As descobertas justificam o rastreamento genético para que seja feita a triagem de meninas no nascimento e poder dar aos médicos o aviso de que precisam para iniciar o tratamento precoce e atrasar os sintomas. “É possível que o treinamento possa ter benefícios duradouros”, diz Heintz, neurocientista da Universidade Rockefeller. Mesmo um atraso de seis meses seria “absolutamente compensador”, acrescenta Zoghbi.
Declínio rápido
A síndrome de Rett é relativamente rara, tendo sido reconhecida pelo mundo no início da década de 1980. Afeta principalmente meninas, que geralmente são diagnosticadas por volta dos três anos de idade – bem após o aparecimento dos primeiros sintomas.
Depois de se desenvolver normalmente por cerca de um a dois anos de vida, as crianças perdem progressivamente as habilidades que aprenderam. Aos 18 meses, as crianças podem ter problemas para usar as mãos. Aos dois anos, sua capacidade de equilíbrio se deteriora e as habilidades linguísticas diminuem.
Quando os sintomas estão totalmente desenvolvidos, quase todas as partes do cérebro são afetadas. Em casos graves, as meninas não podem falar, alimentar-se ou mesmo abrir a boca. Eles também podem ter convulsões, ranger de dentes e dificuldade para respirar.
Fique atento
Segundo a Associação Brasileira de Síndrome de Rett, os pais podem ficar atentos a alguns sintomas que caracterizam a doença:
– Irritabilidade por períodos determinados, com crises de choro inconsolável;
– Perda óbvia das habilidade motoras, representadas pela falta de uso prático das mãos para, por exemplo, manipular brinquedos;
– Perda gradual de interesse pelo ambiente que a rodeia e pela socialização e interação com os outros (algo que leva erroneamente alguns médicos a diagnosticarem erroneamente a doença como autismo);
– Bruxismo (ou ranger de dentes, que pode ocorrer também de forma estereotipada).
– Distúrbios de sono.
– Padrões respiratórios anormais, como apneia ou hiperventilação, ou ambas.
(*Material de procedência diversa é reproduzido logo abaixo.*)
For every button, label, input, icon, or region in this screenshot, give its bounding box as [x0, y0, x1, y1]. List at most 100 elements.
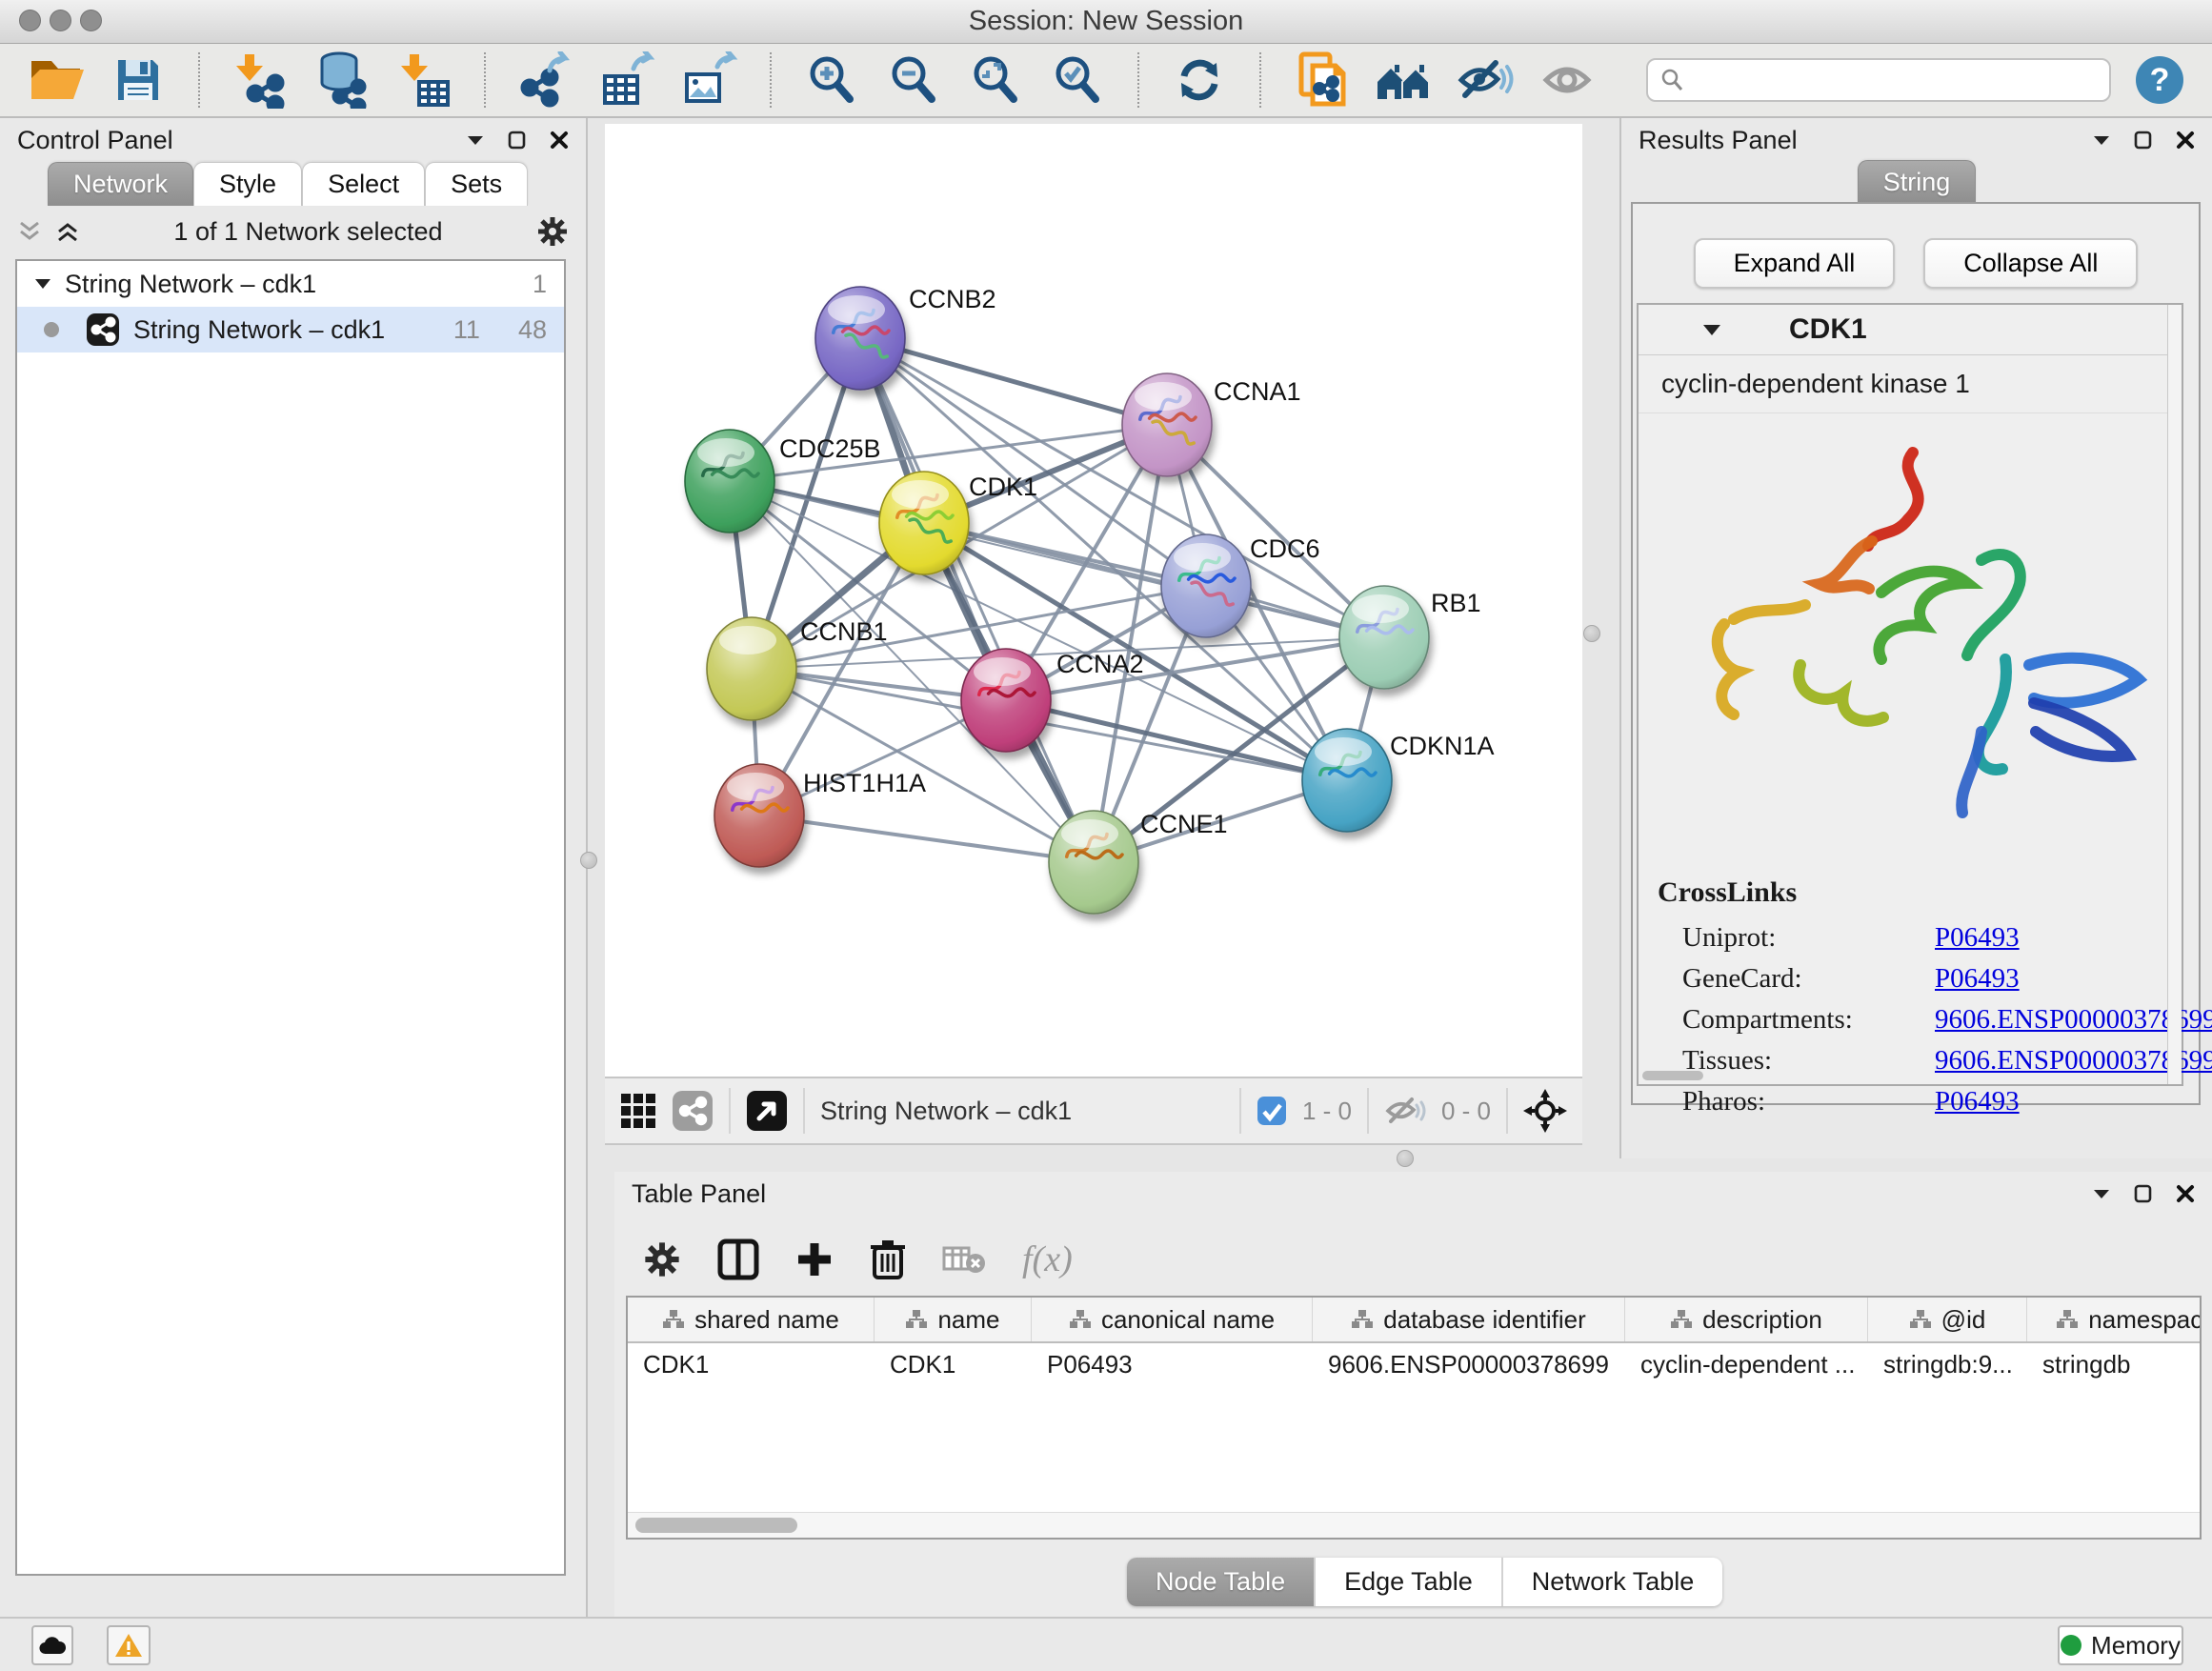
network-view[interactable]: CCNB2 CCNA1 CDC25B CDK1 CDC6 RB1 CCNB1 C… [605, 124, 1582, 1077]
import-network-button[interactable] [231, 50, 290, 110]
show-columns-icon[interactable] [717, 1238, 759, 1280]
network-collection-row[interactable]: String Network – cdk1 1 [17, 261, 564, 307]
scrollbar-thumb[interactable] [635, 1518, 797, 1533]
left-splitter-handle[interactable] [580, 852, 597, 869]
node-CCNA1[interactable] [1122, 373, 1212, 476]
protein-section-header[interactable]: CDK1 [1639, 305, 2182, 355]
node-CDC6[interactable] [1161, 534, 1251, 637]
crosslink-link[interactable]: P06493 [1935, 922, 2020, 954]
close-window-icon[interactable] [19, 10, 41, 31]
bottom-splitter-handle[interactable] [1397, 1150, 1414, 1167]
trash-icon[interactable] [870, 1238, 906, 1280]
right-splitter-handle[interactable] [1583, 625, 1600, 642]
node-CCNA2[interactable] [961, 649, 1051, 752]
zoom-in-button[interactable] [802, 50, 861, 110]
results-vertical-scrollbar[interactable] [2167, 305, 2182, 1084]
node-CCNB1[interactable] [707, 617, 796, 720]
refresh-layout-button[interactable] [1170, 50, 1229, 110]
tab-network-table[interactable]: Network Table [1503, 1558, 1723, 1606]
column-header-database-identifier[interactable]: database identifier [1313, 1298, 1625, 1341]
column-header--id[interactable]: @id [1868, 1298, 2027, 1341]
zoom-out-button[interactable] [884, 50, 943, 110]
column-header-label[interactable]: canonical name [1101, 1305, 1275, 1335]
edge-HIST1H1A-CCNE1[interactable] [759, 815, 1094, 862]
tab-style[interactable]: Style [193, 162, 302, 206]
close-panel-icon[interactable] [550, 131, 569, 150]
cloud-button[interactable] [31, 1625, 73, 1665]
node-CCNE1[interactable] [1049, 811, 1138, 914]
column-header-canonical-name[interactable]: canonical name [1032, 1298, 1313, 1341]
table-cell[interactable]: P06493 [1032, 1350, 1313, 1379]
clone-network-button[interactable] [1292, 50, 1351, 110]
node-RB1[interactable] [1339, 586, 1429, 689]
panel-menu-icon[interactable] [466, 133, 485, 147]
grid-view-icon[interactable] [620, 1093, 656, 1129]
network-row-selected[interactable]: String Network – cdk1 11 48 [17, 307, 564, 352]
export-image-button[interactable] [680, 50, 739, 110]
close-panel-icon[interactable] [2176, 1184, 2195, 1203]
column-header-label[interactable]: description [1702, 1305, 1822, 1335]
search-input[interactable] [1694, 65, 2098, 96]
zoom-fit-button[interactable] [966, 50, 1025, 110]
function-builder-icon[interactable]: f(x) [1022, 1238, 1073, 1280]
column-header-description[interactable]: description [1625, 1298, 1868, 1341]
results-horizontal-scrollbar[interactable] [1642, 1071, 1703, 1080]
table-row[interactable]: CDK1CDK1P064939606.ENSP00000378699cyclin… [628, 1343, 2200, 1385]
export-network-button[interactable] [516, 50, 575, 110]
add-column-icon[interactable] [795, 1240, 834, 1278]
float-panel-icon[interactable] [2134, 131, 2153, 150]
column-header-label[interactable]: name [937, 1305, 999, 1335]
column-header-namespace[interactable]: namespace [2027, 1298, 2202, 1341]
column-header-label[interactable]: @id [1941, 1305, 1986, 1335]
tab-edge-table[interactable]: Edge Table [1316, 1558, 1503, 1606]
close-panel-icon[interactable] [2176, 131, 2195, 150]
disclosure-triangle-icon[interactable] [34, 277, 51, 291]
column-header-shared-name[interactable]: shared name [628, 1298, 875, 1341]
table-cell[interactable]: cyclin-dependent ... [1625, 1350, 1868, 1379]
selected-checkbox-icon[interactable] [1257, 1096, 1287, 1126]
tab-network[interactable]: Network [48, 162, 193, 206]
gear-icon[interactable] [643, 1240, 681, 1278]
expand-all-icon[interactable] [55, 220, 80, 243]
crosslink-link[interactable]: P06493 [1935, 963, 2020, 995]
node-CDK1[interactable] [879, 472, 969, 574]
import-table-button[interactable] [394, 50, 453, 110]
column-header-label[interactable]: namespace [2088, 1305, 2202, 1335]
expand-all-button[interactable]: Expand All [1694, 238, 1896, 289]
delete-table-icon[interactable] [942, 1242, 986, 1277]
tab-node-table[interactable]: Node Table [1127, 1558, 1316, 1606]
node-CCNB2[interactable] [815, 287, 905, 390]
collapse-all-icon[interactable] [17, 220, 42, 243]
zoom-window-icon[interactable] [80, 10, 102, 31]
float-panel-icon[interactable] [508, 131, 527, 150]
collapse-all-button[interactable]: Collapse All [1923, 238, 2138, 289]
home-networks-button[interactable] [1374, 50, 1433, 110]
show-all-button[interactable] [1538, 50, 1597, 110]
minimize-window-icon[interactable] [50, 10, 71, 31]
warning-button[interactable] [107, 1625, 151, 1665]
search-box[interactable] [1646, 58, 2111, 102]
tab-string[interactable]: String [1858, 160, 1977, 204]
column-header-name[interactable]: name [875, 1298, 1032, 1341]
crosslink-link[interactable]: P06493 [1935, 1086, 2020, 1117]
table-cell[interactable]: CDK1 [628, 1350, 875, 1379]
float-panel-icon[interactable] [2134, 1184, 2153, 1203]
hide-selected-button[interactable] [1456, 50, 1515, 110]
panel-menu-icon[interactable] [2092, 1187, 2111, 1200]
table-cell[interactable]: stringdb:9... [1868, 1350, 2027, 1379]
table-cell[interactable]: CDK1 [875, 1350, 1032, 1379]
open-session-button[interactable] [27, 50, 86, 110]
column-header-label[interactable]: shared name [694, 1305, 839, 1335]
table-horizontal-scrollbar[interactable] [628, 1512, 2200, 1538]
memory-button[interactable]: Memory [2058, 1625, 2183, 1665]
save-session-button[interactable] [109, 50, 168, 110]
tab-select[interactable]: Select [302, 162, 425, 206]
column-header-label[interactable]: database identifier [1383, 1305, 1585, 1335]
gear-icon[interactable] [536, 215, 569, 248]
tab-sets[interactable]: Sets [425, 162, 528, 206]
edge-CCNA2-CDKN1A[interactable] [1006, 700, 1347, 780]
node-CDKN1A[interactable] [1302, 729, 1392, 832]
node-table[interactable]: shared name name canonical name database id… [626, 1296, 2202, 1540]
import-database-button[interactable] [312, 50, 372, 110]
node-CDC25B[interactable] [685, 430, 774, 533]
Também são observadas algumas características autonômicas que incluem:
– Refluxo gastroesofágico;
– Dismotilidade intestinal (ou falta dos movimentos intestinais adequados), que resulta em constipação severa;
– Hipotermia (ou baixa temperatura);
– Extremidades arroxeadas, mais comuns nas extremidades inferiores (pés) do que nas superiores (mãos);
– Alterações eletrocardiográficas.
Crises convulsivas são muito frequentes nas pessoas com Síndrome de Rett. No entanto, apenas 20%-25% delas parecem de fato apresentar quadro epiléptico passível de tratamento com anticonvulsivantes.